EFFECTS is used to estimate the dispersion and release of toxic gases released during a thermal runaway event, including hydrogen fluoride, carbon monoxide, hydrogen chloride, hydrogen cyanide, and nitrogen dioxide gases, as well thermal and explosion risks. It’s a screening tool that can determine the concentration of gases in dispersing clouds, the heat radiation from BESS fires, and how overpressure of the gases inside the BESS could cause different types of explosions.

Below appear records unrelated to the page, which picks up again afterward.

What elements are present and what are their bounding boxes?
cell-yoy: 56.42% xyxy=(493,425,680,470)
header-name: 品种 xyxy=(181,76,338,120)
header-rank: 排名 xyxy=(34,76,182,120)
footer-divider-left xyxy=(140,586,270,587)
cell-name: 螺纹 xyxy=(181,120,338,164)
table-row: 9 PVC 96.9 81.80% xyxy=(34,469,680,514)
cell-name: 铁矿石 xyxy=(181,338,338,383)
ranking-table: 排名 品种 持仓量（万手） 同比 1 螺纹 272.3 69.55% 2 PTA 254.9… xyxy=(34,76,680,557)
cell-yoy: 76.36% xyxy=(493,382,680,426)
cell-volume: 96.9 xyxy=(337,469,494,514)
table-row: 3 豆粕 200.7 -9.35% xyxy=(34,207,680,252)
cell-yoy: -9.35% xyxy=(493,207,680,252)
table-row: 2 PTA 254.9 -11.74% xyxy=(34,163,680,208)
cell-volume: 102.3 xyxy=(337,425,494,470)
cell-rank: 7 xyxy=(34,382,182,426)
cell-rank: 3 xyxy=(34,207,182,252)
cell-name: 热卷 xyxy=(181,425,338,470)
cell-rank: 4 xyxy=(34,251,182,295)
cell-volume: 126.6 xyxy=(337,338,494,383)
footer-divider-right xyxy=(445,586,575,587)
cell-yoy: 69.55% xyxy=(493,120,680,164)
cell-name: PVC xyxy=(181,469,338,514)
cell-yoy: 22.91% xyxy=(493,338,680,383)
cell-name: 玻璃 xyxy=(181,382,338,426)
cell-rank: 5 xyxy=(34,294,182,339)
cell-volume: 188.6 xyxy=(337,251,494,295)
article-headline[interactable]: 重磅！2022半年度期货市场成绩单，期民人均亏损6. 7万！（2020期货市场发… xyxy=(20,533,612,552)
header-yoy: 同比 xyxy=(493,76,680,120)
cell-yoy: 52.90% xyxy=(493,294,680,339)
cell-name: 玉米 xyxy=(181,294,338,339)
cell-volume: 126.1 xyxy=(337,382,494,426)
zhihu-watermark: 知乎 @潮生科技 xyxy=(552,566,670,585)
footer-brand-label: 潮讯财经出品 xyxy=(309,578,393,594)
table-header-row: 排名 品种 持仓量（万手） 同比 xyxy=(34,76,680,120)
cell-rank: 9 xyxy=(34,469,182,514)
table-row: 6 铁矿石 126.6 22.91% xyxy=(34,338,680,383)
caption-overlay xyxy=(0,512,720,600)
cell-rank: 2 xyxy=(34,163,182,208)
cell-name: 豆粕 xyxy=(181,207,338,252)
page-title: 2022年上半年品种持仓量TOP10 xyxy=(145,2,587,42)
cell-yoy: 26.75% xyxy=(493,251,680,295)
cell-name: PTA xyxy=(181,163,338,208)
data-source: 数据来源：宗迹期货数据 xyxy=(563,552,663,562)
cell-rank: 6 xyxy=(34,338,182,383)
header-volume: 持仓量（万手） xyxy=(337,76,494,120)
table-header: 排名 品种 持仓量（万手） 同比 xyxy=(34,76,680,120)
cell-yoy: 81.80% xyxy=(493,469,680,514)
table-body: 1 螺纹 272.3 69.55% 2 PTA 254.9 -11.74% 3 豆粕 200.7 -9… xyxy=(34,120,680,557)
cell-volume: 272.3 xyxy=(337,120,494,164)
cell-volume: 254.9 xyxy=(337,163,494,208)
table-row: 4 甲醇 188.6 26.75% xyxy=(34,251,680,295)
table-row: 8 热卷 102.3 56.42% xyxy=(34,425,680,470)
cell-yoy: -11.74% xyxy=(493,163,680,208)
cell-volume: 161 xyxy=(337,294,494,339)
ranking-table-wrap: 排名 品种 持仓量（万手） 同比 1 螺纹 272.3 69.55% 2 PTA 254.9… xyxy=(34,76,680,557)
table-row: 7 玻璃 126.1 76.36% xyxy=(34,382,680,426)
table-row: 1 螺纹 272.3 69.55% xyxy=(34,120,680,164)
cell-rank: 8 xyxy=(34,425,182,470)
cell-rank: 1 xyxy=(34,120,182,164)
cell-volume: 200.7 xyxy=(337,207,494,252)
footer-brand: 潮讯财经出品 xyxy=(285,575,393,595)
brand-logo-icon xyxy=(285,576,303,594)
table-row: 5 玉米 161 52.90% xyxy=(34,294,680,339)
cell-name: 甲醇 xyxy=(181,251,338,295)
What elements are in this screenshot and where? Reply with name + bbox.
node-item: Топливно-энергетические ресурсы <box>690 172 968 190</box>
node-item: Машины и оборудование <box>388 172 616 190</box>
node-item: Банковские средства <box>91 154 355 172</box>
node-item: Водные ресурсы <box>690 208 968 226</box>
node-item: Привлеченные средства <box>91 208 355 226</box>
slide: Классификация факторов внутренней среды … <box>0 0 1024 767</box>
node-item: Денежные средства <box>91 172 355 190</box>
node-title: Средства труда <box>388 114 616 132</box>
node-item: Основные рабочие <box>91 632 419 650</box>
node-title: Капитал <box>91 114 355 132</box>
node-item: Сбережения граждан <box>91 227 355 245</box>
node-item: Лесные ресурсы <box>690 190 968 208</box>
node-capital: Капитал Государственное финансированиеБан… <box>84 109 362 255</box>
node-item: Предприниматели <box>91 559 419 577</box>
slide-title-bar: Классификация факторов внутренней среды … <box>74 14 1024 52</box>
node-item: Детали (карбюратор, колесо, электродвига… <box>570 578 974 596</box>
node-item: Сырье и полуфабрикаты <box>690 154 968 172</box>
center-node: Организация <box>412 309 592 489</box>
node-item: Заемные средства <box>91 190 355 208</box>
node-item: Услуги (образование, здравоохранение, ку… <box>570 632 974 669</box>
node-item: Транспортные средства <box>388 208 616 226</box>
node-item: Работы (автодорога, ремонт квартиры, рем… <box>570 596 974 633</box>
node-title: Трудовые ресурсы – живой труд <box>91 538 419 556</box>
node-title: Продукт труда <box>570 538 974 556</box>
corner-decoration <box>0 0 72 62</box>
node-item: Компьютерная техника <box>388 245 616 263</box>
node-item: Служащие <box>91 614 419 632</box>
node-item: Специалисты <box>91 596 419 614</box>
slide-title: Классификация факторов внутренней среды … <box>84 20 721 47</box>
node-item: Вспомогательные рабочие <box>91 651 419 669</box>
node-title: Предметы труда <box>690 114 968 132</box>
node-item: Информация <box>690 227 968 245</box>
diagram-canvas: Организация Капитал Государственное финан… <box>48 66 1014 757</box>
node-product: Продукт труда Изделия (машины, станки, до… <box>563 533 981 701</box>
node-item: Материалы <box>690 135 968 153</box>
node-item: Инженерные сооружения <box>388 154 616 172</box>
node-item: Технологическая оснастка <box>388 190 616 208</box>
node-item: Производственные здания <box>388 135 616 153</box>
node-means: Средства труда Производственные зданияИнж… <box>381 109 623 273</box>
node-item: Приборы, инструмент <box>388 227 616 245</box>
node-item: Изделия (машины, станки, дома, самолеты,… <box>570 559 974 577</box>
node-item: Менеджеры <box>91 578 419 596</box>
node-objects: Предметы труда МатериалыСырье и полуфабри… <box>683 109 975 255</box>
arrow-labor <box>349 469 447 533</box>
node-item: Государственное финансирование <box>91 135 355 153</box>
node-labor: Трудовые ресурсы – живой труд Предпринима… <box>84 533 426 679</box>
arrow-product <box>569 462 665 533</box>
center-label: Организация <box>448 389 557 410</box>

The data generated in EFFECTS can be inputted in FLACS, which is a CFD tool that can be used to identify how these gas, fire and explosion threats behave in more geometrically complex and constrained environments—including how terrain, layouts and ventilation affect gas dispersion and explosion dynamics. FLACS can also assess the container design to see how effective the mitigation measures are, including the effectiveness of ventilation and shielding systems in hazardous scenarios.
The data generated in both tools can also be fed into RISKCURVES for a more advanced quantitative risk assessment (QRA) of the BESS. This tool calculates the individual risks at specific locations, the individual risks each year, the potential societal risk based on the siting, and the potential consequences for exceeding certain thresholds of heat radiation, gas concentration, and internal pressure.
All the tools in the X-suite have been validated with experimental data and real-world incidents and has been designed to be a complete modelling workflow that can be used to bolster regulatory submissions and prove compliance with local and/or national guidelines.